Horn of Africa drought health sector response plan - 29 July 2011
The Horn of Africa (HoA) is facing its worst drought in decades. Over 12 million people need food aid and humanitarian assistance. According to UN officials, tens of thousands of people have already died, and acute malnutrition is widespread. Global acute malnutrition (GAM) rates in parts of Somalia's Bakool and Lower Shabelle regions are at 50%, with death rates exceeding 6 per 10 000 per day. The situation is exacerbated by the ongoing conflict in Somalia which has led to mass population displacements, as people flee both drought and warfare. GAM rates of 47% and severe acute malnutrition (SAM) rates of 35% were reported in Somali refugees arriving in Ethiopia's Dollo Ado camp. In Somali refugees arriving in Kenya (Dadaab), GAM and SAM were reported to be 30% and 18% respectively. These levels are all above the threshold of 10% wasting, reflecting the gravity of the situation.

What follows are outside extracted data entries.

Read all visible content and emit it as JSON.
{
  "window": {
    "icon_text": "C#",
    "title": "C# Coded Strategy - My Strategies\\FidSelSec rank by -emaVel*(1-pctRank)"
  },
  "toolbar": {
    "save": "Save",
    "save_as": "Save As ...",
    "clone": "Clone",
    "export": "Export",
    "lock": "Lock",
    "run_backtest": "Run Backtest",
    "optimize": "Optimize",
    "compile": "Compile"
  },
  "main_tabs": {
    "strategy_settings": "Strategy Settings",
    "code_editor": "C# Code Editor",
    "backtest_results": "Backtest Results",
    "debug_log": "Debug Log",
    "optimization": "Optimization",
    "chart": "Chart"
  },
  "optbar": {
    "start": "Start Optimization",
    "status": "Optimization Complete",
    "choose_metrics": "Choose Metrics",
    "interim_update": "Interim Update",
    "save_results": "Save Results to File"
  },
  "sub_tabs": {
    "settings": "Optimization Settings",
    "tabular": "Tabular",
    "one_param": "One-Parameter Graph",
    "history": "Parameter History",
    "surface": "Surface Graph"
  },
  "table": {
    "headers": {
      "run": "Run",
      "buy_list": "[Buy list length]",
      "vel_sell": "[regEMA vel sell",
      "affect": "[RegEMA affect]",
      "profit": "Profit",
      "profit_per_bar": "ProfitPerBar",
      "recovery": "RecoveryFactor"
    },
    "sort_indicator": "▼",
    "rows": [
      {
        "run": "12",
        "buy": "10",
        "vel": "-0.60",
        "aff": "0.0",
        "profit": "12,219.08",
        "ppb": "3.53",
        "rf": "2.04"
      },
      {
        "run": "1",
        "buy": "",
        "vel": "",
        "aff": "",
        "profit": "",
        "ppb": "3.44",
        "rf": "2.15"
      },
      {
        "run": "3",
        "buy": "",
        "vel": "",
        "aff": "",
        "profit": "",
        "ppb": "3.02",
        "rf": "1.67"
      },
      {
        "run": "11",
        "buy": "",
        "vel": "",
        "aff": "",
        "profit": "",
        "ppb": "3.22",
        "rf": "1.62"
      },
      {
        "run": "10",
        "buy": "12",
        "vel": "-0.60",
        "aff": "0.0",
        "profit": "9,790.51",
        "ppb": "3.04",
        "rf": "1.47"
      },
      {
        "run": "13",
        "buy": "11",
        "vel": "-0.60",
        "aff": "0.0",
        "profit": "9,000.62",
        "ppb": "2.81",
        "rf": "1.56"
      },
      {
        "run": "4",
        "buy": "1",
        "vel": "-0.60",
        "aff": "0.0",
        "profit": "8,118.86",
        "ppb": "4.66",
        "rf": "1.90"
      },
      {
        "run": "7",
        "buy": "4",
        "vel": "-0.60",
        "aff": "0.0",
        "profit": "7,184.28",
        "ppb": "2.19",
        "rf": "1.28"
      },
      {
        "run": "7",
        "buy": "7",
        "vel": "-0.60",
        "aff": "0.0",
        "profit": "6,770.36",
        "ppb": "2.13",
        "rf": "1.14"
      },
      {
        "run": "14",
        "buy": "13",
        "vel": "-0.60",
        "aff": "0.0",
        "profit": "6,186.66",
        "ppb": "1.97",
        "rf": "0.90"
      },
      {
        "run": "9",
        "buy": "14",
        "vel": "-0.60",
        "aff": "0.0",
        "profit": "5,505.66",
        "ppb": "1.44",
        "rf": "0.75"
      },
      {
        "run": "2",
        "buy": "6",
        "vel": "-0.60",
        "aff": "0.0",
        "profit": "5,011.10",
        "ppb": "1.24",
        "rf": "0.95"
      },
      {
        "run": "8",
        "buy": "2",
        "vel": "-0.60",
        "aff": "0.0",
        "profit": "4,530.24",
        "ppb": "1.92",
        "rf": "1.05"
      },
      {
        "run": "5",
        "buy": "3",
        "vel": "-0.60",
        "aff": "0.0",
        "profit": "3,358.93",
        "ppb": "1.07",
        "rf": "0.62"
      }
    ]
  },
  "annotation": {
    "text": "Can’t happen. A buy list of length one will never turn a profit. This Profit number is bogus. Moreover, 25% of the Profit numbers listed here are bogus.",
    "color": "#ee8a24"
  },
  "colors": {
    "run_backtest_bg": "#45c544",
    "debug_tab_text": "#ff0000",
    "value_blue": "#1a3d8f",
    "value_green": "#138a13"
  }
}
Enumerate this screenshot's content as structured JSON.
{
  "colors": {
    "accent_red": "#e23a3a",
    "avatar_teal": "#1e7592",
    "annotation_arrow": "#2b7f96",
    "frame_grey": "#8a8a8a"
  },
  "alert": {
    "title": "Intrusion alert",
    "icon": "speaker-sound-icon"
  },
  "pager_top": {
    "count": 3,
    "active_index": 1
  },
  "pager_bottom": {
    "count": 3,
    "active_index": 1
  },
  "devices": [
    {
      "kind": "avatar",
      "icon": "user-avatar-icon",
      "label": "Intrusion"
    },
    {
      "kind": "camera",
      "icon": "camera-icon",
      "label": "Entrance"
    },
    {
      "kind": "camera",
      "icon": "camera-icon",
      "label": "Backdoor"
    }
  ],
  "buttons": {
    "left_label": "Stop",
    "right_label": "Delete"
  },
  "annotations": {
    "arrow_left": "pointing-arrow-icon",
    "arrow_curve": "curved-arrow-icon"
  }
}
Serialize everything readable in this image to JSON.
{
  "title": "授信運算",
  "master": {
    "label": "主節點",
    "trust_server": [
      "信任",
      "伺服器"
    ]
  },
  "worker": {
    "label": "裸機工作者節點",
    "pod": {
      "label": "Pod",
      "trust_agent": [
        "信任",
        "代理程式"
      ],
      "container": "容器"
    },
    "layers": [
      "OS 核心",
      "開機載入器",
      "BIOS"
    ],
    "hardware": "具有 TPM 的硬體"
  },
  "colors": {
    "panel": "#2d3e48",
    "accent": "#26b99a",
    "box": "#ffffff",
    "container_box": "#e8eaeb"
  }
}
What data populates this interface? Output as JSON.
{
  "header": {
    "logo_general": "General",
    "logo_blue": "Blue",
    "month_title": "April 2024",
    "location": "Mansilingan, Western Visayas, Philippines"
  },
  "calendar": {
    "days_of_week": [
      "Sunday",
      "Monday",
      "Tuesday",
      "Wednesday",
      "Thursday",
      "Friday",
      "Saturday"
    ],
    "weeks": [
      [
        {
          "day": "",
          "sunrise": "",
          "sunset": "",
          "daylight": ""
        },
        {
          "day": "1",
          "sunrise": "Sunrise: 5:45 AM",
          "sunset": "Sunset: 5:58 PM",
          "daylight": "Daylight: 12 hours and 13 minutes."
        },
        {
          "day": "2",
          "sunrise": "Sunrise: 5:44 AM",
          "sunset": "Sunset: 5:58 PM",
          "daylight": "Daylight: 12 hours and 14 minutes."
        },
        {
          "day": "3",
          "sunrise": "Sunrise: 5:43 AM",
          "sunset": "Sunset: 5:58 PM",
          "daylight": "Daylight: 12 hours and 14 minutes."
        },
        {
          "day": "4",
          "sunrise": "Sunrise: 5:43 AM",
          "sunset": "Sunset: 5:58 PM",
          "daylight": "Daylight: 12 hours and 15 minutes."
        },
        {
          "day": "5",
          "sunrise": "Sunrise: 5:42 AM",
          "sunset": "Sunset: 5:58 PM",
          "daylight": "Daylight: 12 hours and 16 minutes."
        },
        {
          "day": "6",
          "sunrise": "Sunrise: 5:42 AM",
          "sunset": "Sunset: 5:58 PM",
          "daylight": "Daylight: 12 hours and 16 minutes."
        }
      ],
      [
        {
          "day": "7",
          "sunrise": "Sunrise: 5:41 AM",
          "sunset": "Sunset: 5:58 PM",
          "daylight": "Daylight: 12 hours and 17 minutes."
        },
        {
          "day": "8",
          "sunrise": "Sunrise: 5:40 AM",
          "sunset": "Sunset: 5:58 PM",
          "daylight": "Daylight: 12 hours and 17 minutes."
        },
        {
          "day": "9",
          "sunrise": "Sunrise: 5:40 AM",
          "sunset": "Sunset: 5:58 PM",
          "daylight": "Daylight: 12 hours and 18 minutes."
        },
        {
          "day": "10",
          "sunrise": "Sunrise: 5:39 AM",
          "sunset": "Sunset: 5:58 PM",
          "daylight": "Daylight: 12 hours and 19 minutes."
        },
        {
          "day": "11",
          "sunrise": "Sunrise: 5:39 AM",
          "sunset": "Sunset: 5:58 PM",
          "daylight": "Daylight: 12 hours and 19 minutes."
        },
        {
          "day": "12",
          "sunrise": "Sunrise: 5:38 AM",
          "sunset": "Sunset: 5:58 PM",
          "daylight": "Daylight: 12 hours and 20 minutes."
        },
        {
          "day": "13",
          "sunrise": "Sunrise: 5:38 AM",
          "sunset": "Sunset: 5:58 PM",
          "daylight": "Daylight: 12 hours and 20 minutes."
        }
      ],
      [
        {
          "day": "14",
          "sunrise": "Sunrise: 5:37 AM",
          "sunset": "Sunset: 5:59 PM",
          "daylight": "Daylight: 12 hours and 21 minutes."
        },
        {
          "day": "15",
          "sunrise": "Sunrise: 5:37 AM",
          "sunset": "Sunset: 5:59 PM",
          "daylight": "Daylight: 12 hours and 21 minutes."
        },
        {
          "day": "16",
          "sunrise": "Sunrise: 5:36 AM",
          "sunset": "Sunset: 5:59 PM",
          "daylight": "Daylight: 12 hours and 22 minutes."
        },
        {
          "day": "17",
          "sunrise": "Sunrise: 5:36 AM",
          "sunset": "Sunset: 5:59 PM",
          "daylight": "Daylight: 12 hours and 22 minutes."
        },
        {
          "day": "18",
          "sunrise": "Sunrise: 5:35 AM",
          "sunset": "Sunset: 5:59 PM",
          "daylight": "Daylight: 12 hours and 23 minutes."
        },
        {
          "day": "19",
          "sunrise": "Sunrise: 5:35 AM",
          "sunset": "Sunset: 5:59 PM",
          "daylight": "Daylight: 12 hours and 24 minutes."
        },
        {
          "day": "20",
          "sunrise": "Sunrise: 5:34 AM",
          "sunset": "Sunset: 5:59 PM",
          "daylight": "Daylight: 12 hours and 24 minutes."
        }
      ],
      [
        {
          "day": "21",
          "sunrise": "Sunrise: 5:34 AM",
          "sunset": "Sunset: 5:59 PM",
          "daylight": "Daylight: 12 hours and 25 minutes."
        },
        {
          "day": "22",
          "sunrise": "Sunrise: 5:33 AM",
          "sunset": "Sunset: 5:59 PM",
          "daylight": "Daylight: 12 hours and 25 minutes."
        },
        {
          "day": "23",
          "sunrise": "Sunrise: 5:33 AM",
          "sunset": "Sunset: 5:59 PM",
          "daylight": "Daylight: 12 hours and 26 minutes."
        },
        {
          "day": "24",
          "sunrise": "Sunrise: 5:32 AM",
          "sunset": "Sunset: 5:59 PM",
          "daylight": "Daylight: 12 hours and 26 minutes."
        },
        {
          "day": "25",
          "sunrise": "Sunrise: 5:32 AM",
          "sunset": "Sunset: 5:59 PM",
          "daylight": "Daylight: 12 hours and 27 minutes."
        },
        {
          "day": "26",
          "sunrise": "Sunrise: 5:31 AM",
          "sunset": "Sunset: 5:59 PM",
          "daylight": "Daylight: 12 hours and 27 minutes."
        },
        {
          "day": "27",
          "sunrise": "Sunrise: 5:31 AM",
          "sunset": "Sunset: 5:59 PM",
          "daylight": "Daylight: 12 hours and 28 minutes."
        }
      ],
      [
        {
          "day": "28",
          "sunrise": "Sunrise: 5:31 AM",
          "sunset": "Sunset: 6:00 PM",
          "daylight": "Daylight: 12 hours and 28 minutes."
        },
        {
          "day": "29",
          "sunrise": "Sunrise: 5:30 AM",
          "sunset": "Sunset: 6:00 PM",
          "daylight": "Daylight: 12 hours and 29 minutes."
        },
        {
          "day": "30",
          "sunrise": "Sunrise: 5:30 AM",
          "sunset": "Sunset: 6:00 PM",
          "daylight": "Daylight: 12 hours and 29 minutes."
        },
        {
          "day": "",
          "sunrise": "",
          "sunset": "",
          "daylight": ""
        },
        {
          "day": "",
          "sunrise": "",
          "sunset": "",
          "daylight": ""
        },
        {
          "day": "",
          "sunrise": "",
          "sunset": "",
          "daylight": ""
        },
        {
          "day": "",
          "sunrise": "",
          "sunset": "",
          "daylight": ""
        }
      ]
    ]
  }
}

Malnutrition not only increases the risk of contracting infectious diseases, it also increases disease severity and therefore the risk of death. This, added to being weak and stressed from displacement and fleeing from insecurity, along with poor prior health and immunization status and limited access to food, water, shelter and sanitation, will put these populations at high risk of contracting - and subsequently dying from - infectious diseases. Moreover, infectious diseases can also exacerbate malnutrition. This destructive cycle can be broken with appropriate nutritional support and medical care. Humanitarian interventions to improve access to food, water, shelter and health care services are essential. Specialized medical care is required to treat medical complications in children suffering from severe acute malnutrition. Moreover, emergency disease surveillance systems will be essential to monitor the health status of the population as well as detect and control disease outbreaks.